Eno, Byrne ‘Happen’ with bright sounds about dark times
Via Chicago Tribune
By Greg Kot
The new album Everything That Happens Will Happen Today marks the first collaboration between David Byrne and Brian Eno in nearly three decades, and once again it brings out the best in both artists.
With Eno producing, Byrne's Talking Heads evolved from an edgy, somewhat brittle-sounding new wave band into a riotous funk-punk beast on three albums from 1978 to 1980, climaxing with the landmark "Remain in Light." During that time, Eno and Byrne also teamed up to create a futuristic collage, My Life in the Bush of Ghosts which anticipated the sample-based recordings of hip-hop.
Everything That Happens Will Happen Today is unlike any of those earlier projects. For one thing, it's distributed without the aid of a major record company. The album is available to be streamed for free or downloaded (320 kbps MP3s with no copying restrictions) for $8.99 from a Web site, everythingthathappens.com. A physical CD can also be ordered for $11.99 (or as a $69.99 "deluxe package") but won't be available for at least a few more weeks.
Musically, it departs from the more turbulent work Eno and Byrne have done previously. On the surface, it's an inviting, song-based collection of major-key melodies. But as usual with these two artists, there's more to it. This is a bright sounding album about dark times.
The two artists collaborated via e-mail, with Eno creating most of the music and Byrne supplying lyrics and vocals. A handful of musicians add instruments here and there, but the sound is unmistakably Eno-esque in the way it blends tones into an evocative wash of blurred aural colors. These atmospheric arrangements spur one of the strongest vocal performances of Byrne's career.

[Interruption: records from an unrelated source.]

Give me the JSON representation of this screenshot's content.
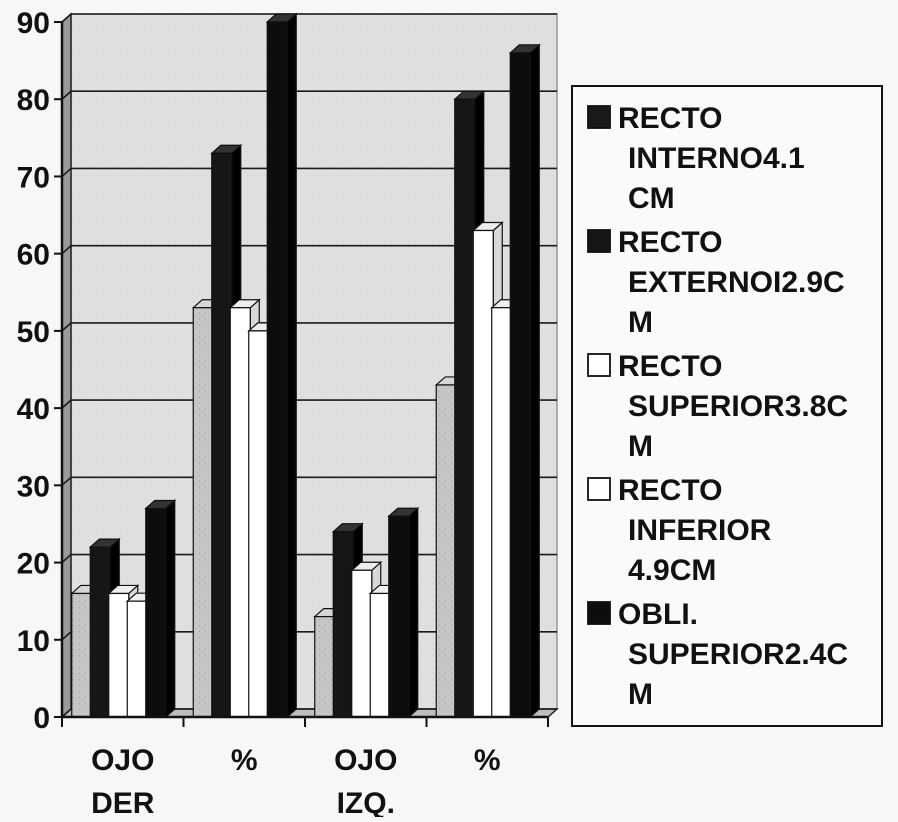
{
  "chart_data": {
    "type": "bar",
    "title": "",
    "xlabel": "",
    "ylabel": "",
    "ylim": [
      0,
      90
    ],
    "yticks": [
      0,
      10,
      20,
      30,
      40,
      50,
      60,
      70,
      80,
      90
    ],
    "grid": true,
    "legend_position": "right",
    "categories": [
      [
        "OJO",
        "DER"
      ],
      [
        "%"
      ],
      [
        "OJO",
        "IZQ."
      ],
      [
        "%"
      ]
    ],
    "series": [
      {
        "name": [
          "RECTO",
          "INTERNO4.1",
          "CM"
        ],
        "color": "#c4c4c4",
        "legend_fill": "#1a1a1a",
        "values": [
          16,
          53,
          13,
          43
        ]
      },
      {
        "name": [
          "RECTO",
          "EXTERNOI2.9C",
          "M"
        ],
        "color": "#161616",
        "legend_fill": "#161616",
        "values": [
          22,
          73,
          24,
          80
        ]
      },
      {
        "name": [
          "RECTO",
          "SUPERIOR3.8C",
          "M"
        ],
        "color": "#ffffff",
        "legend_fill": "#ffffff",
        "values": [
          16,
          53,
          19,
          63
        ]
      },
      {
        "name": [
          "RECTO",
          "INFERIOR",
          "4.9CM"
        ],
        "color": "#ffffff",
        "legend_fill": "#ffffff",
        "values": [
          15,
          50,
          16,
          53
        ]
      },
      {
        "name": [
          "OBLI.",
          "SUPERIOR2.4C",
          "M"
        ],
        "color": "#0d0d0d",
        "legend_fill": "#0d0d0d",
        "values": [
          27,
          90,
          26,
          86
        ]
      }
    ]
  }
}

He and Eno have described the music as "electronic gospel." Byrne will never be mistaken for a gospel singer, but his adenoidal yelp has never sounded fuller, warmer, more confiding. He appropriates gospel's attitude as much as its technique, its unyielding optimism in the face of hard times, whether the environmental disaster of burning lakes and falling stars that consumes "My Big Nurse" or the soul-crushing oppression of "Poor Boy."
Eno's burbling soundscapes suggest the impending turmoil even as they fight against it; the brass section in "Life Is Long" sounds like a freedom-march fanfare from the civil rights era. And Byrne's vocals refuse to knuckle under, name-checking Sam Cooke's "A Change Is Gonna Come" for inspiration in "The River."
"Tigers walk behind me, they are to remind me that/I'm lost but I'm not afraid," Byrne sings.
In the end, music is a last refuge.
In the lovely, closing hymn "The Lighthouse," darkness is about to envelop everything. But a gentle chorus sings "the whole night through" until, finally, the moon appears.